All systemd targets are again symbolic links with an explanatory name that point to the actual target file in the /usr/lib/systemd/system directory. These target files are named after the runlevels that were used in the SystemV init system.
Before systemd, Linux distributions used the SystemV init system, named after its root process init. It was process number 1 on every running Linux system and took care of starting all the other necessary processes. The init command was also used to switch between the so-called “runlevels”, which were the equivalent to systemd’s targets back then.
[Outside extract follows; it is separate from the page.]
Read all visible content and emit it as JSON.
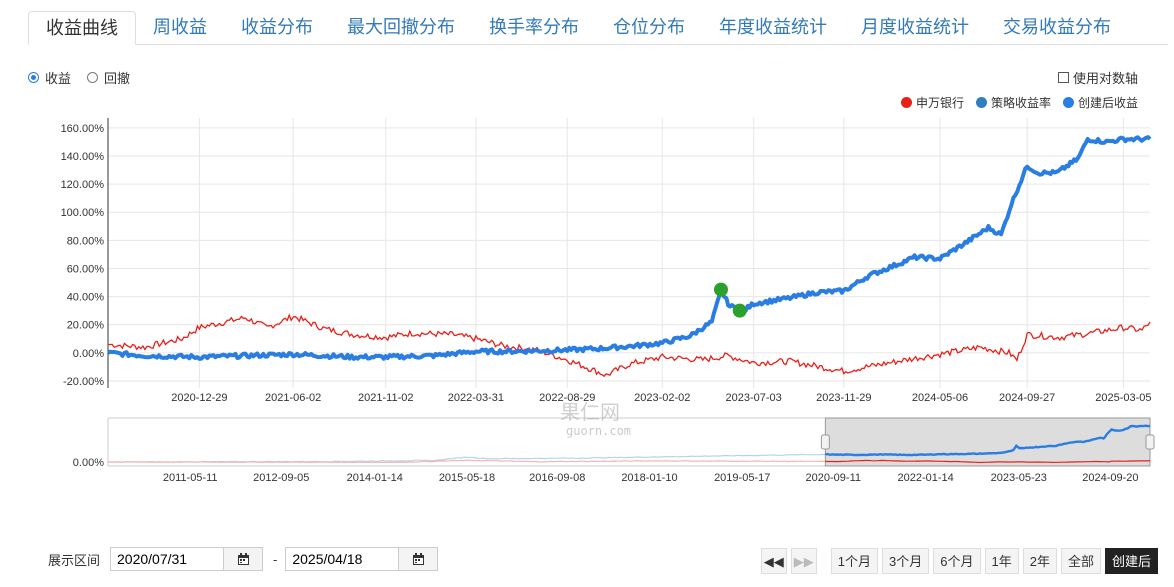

Each runlevel stood for a specific state of readiness of the system.
In this table, you can see the most important runlevels and their equivalent systemd targets.
| SystemV runlevel | systemd target | Description |
|---|---|---|
| 0 | runlevel0.target, poweroff.target | Shut down and power off the system. |
| 1 | runlevel1.target, rescue.target | Single-user mode. |
| 2 | runlevel2.target | Multi-user mode with no network services. |
| 3 | runlevel3.target, multi-user.target | Multi-user mode with networking. |
| 4 | runlevel4.target | Not used. |
| 5 | runlevel5.target, graphical.target | Multi-user mode with networking and graphical user interface. |
In fact, systemd still supports the SystemV runlevels, but it’s recommended to use the systemd targets instead.